The COP23 of last November in Bonn has allowed us to continue delivering on our promises made in Paris. As we have demonstrated, Europe is committed to translate ambition into action. In this sense, COP23 has been a key moment to ensure that we are on track to meet our first deadline: completing the Paris work programme by 2018. Furthermore, we have demonstrated clear progress on the transparency framework and the 5-year ambition cycle aimed at helping countries make progressively more ambitious contributions.
In order to achieve our Paris Climate goals and keep the European Union competitive as the clean energy transition changes global energy markets, we have proposed several initiatives through our "Clean Energy for All Europeans" package.
The Energy Performance of Buildings Directive and the revised Energy Efficiency Directive which are part of the Clean Energy package, are particularly salient to this year's thematic at E-world, the "Smart City", and will aid the transition to a low-carbon economy. Through these Directives we will facilitate the construction of electric charging points in both private residences and workplaces, target a 30% binding reduction of our energy consumption by 2030 (compared to 2007 levels), and fight energy poverty as well as bring new requirements for metering in relation to natural gas, district heating, cooling and domestic hot water.

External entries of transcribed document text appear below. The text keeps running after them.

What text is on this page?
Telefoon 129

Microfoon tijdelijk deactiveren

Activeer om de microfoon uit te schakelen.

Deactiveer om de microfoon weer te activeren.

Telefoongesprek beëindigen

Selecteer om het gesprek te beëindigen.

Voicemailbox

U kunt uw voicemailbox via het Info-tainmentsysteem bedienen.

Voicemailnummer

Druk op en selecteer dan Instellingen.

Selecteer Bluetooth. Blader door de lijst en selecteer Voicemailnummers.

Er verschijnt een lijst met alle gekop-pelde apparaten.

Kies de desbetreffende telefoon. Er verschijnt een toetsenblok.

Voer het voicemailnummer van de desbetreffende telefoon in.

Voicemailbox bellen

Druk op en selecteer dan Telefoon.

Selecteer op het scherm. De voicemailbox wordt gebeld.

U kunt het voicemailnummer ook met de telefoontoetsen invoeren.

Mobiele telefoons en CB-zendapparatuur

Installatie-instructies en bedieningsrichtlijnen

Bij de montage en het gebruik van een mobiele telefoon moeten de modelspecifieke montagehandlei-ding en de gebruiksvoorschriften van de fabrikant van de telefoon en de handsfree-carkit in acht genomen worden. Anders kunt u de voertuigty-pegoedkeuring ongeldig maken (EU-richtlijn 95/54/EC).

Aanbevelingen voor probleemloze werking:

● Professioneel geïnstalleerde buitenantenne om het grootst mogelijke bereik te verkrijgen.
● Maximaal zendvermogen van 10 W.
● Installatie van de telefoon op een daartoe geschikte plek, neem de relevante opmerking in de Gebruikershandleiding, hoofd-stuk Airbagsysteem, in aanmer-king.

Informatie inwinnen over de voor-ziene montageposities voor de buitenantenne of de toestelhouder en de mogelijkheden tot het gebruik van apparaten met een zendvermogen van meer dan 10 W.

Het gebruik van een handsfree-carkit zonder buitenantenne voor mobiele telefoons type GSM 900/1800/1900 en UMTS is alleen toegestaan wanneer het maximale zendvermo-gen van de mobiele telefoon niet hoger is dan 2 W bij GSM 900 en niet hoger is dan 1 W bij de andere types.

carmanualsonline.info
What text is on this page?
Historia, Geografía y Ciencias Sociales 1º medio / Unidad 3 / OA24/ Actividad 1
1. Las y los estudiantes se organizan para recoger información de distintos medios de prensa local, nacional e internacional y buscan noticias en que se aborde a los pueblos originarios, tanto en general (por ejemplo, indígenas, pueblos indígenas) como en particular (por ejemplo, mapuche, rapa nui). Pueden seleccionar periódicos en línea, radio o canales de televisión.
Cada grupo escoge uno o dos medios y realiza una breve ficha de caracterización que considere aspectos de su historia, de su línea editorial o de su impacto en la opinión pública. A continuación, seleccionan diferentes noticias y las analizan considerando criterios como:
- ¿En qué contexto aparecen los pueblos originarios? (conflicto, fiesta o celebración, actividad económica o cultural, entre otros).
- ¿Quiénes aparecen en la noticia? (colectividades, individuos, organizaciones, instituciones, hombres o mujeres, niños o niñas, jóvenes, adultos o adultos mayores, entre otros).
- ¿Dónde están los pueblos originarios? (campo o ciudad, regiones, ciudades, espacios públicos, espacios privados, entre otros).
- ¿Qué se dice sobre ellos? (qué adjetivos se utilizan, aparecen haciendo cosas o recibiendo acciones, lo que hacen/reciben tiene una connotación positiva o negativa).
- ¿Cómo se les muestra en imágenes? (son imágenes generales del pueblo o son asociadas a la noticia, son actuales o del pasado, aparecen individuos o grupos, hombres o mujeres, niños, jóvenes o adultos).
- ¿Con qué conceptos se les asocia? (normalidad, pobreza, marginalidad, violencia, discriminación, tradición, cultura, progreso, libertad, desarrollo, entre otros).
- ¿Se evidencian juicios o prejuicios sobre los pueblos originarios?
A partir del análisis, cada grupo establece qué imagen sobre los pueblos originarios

These will follow the notion that energy will be digitalised further in the future. Our Horizon2020 programme includes digitalisation in every ongoing energy research, technology and innovation project.
Decarbonising the transport sector is essential to achieve our energy and climate objectives. This is why the Commission has proposed a wide-ranging transport package that takes action for clean, competitive and connected mobility. Its initiatives aim to reduce CO2 emissions, air pollution and congestion, and encourage smart road charging.
None of the above can work without investment. We all know the energy sector is crucial to the European economy. At the same time, it also makes up for two thirds of greenhouse gas emissions, which is why it will be of vital significance to implement the Paris Agreement. To reach the EU's 2030 energy and climate targets, it is estimated that about € 379 billion of investment will be needed every year between 2020 and 2030, mostly in energy efficiency, renewable energy sources, and infrastructure.
This is at the same time an enormous chance to stimulate jobs and growth. As such, the energy and climate measures announced in the clean energy for all Europeans package, adopted in November last year, could boost the EU’s GDP by up to 1% in 2030, pumping an additional €190 billion into the EU’s economy and creating up to 900,000 new jobs. This is an opportunity we should seize.
I wish every success to this year's E-world energy & water edition which, I am sure, will allow for a fruitful discussion and exchange of innovative solutions.